Taming LLMs: Using Executable Oracles to Prevent Bad Code

(john.regehr.org)

18 points | by mad44 3 hours ago ago

4 comments

dktoao an hour ago
"Our goal should be to give an LLM coding agent zero degrees of freedom"
Wouldn't that just be called inventing a new language with all the overhead of the languages we already have? Are we getting to the point where getting LLMs to be productive and also write good code is going to require so much overhead and additional procedures and tools that we might as well write the code ourselves. Hmmm...
[-]
- virgilp 19 minutes ago
  Actually, no. We always needed good checks - that's why you have techniques like automated canary analysis, extensive testing, checking for coverage - these are forms of "executable oracles". If you wanted to be able to do continuous deployment - you had to be very thorough in your validation.
  LLMs just take this to the extreme. You can no longer rely on human code reviews (well you can but you give away all the LLM advantages) so then if you take out "human judgement" *from validation*[1], you have to resort to very sophisticated automated validation. This is it - it's not about "inventing a new language", it's about being much more thorough (and innovative, and efficient) in the validation process.
  [1] never from design, or specification - you shouldn't outsource that to AI, I don't think we're close to an AI that can do that even moderately effective without human help.
- seanw444 25 minutes ago
  Yeah, precision LLM coding is kind of an oxymoron. English language -> codebase is essentially lossily-compressed logic by definition.
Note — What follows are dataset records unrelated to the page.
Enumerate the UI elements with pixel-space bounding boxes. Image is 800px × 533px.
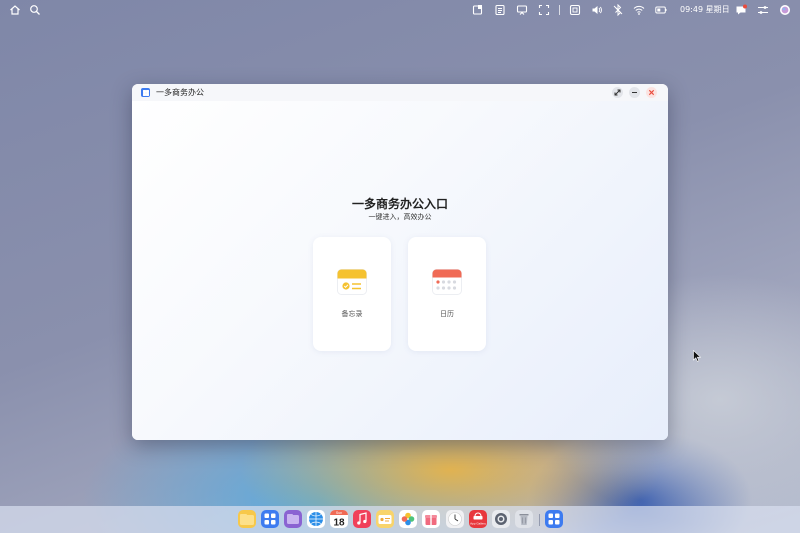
restore-button[interactable] bbox=[612, 87, 623, 98]
app-grid-icon[interactable] bbox=[261, 510, 279, 528]
notes-icon[interactable] bbox=[494, 4, 506, 16]
music-icon[interactable] bbox=[353, 510, 371, 528]
assistant-icon[interactable] bbox=[779, 4, 791, 16]
fullscreen-icon[interactable] bbox=[538, 4, 550, 16]
calendar-icon bbox=[432, 269, 462, 295]
dock: Sun 18 App Gallery bbox=[0, 506, 800, 533]
memo-icon bbox=[337, 269, 367, 295]
battery-icon[interactable] bbox=[655, 4, 667, 16]
wifi-icon[interactable] bbox=[633, 4, 645, 16]
gift-icon[interactable] bbox=[422, 510, 440, 528]
files-icon[interactable] bbox=[284, 510, 302, 528]
window-titlebar[interactable]: 一多商务办公 bbox=[132, 84, 668, 101]
app-grid-icon bbox=[141, 88, 150, 97]
bluetooth-off-icon[interactable] bbox=[612, 4, 624, 16]
control-center-icon[interactable] bbox=[757, 4, 769, 16]
keyboard-icon[interactable] bbox=[569, 4, 581, 16]
dock-separator bbox=[539, 514, 540, 526]
browser-icon[interactable] bbox=[307, 510, 325, 528]
close-icon bbox=[648, 89, 655, 96]
app-store-icon[interactable]: App Gallery bbox=[469, 510, 487, 528]
screenshot-icon[interactable] bbox=[472, 4, 484, 16]
window-title: 一多商务办公 bbox=[156, 88, 204, 97]
cast-icon[interactable] bbox=[516, 4, 528, 16]
status-bar: 09:49 星期日 bbox=[0, 0, 800, 20]
minimize-button[interactable] bbox=[629, 87, 640, 98]
mouse-cursor-icon bbox=[693, 350, 701, 362]
home-icon[interactable] bbox=[9, 4, 21, 16]
status-divider bbox=[559, 5, 560, 15]
photos-icon[interactable] bbox=[399, 510, 417, 528]
volume-icon[interactable] bbox=[591, 4, 603, 16]
minimize-icon bbox=[632, 91, 637, 94]
store-label: App Gallery bbox=[470, 522, 486, 526]
folder-icon[interactable] bbox=[238, 510, 256, 528]
page-title: 一多商务办公入口 bbox=[351, 197, 448, 211]
calendar-card[interactable]: 日历 bbox=[408, 237, 486, 351]
search-icon[interactable] bbox=[29, 4, 41, 16]
dock-calendar-day: 18 bbox=[333, 518, 345, 529]
calendar-card-label: 日历 bbox=[440, 310, 454, 318]
clock-icon[interactable] bbox=[446, 510, 464, 528]
window-content: 一多商务办公入口 一键进入，高效办公 备忘录 日历 bbox=[132, 101, 668, 440]
notification-icon[interactable] bbox=[735, 4, 747, 16]
close-button[interactable] bbox=[646, 87, 657, 98]
calendar-app-icon[interactable]: Sun 18 bbox=[330, 510, 348, 528]
memo-card[interactable]: 备忘录 bbox=[313, 237, 391, 351]
office-window: 一多商务办公 一多商务办公入口 一键进入，高效办公 备忘录 日历 bbox=[132, 84, 668, 440]
memo-card-label: 备忘录 bbox=[341, 310, 363, 318]
contacts-icon[interactable] bbox=[376, 510, 394, 528]
office-app-icon[interactable] bbox=[545, 510, 563, 528]
clock[interactable]: 09:49 星期日 bbox=[680, 4, 730, 16]
page-subtitle: 一键进入，高效办公 bbox=[368, 213, 432, 221]
settings-icon[interactable] bbox=[492, 510, 510, 528]
restore-icon bbox=[614, 89, 621, 96]
dock-calendar-month: Sun bbox=[336, 511, 342, 515]
trash-icon[interactable] bbox=[515, 510, 533, 528]
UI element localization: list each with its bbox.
The less lossy the compression becomes, the more you probably approach re-inventing programming languages. Which then means that in order to use LLMs to code, you're accepting some degree of imprecision.
voxaai 34 minutes ago
ran into this with creative generation. for code, formal constraints work great. but when the quality criteria cant be typed (feels right for this audience, sounds like infrastructure not a toy) constraints made things worse. what worked was competing generators with different objectives, then rank against the brief. the variance from competition was more useful than the precision from constraints.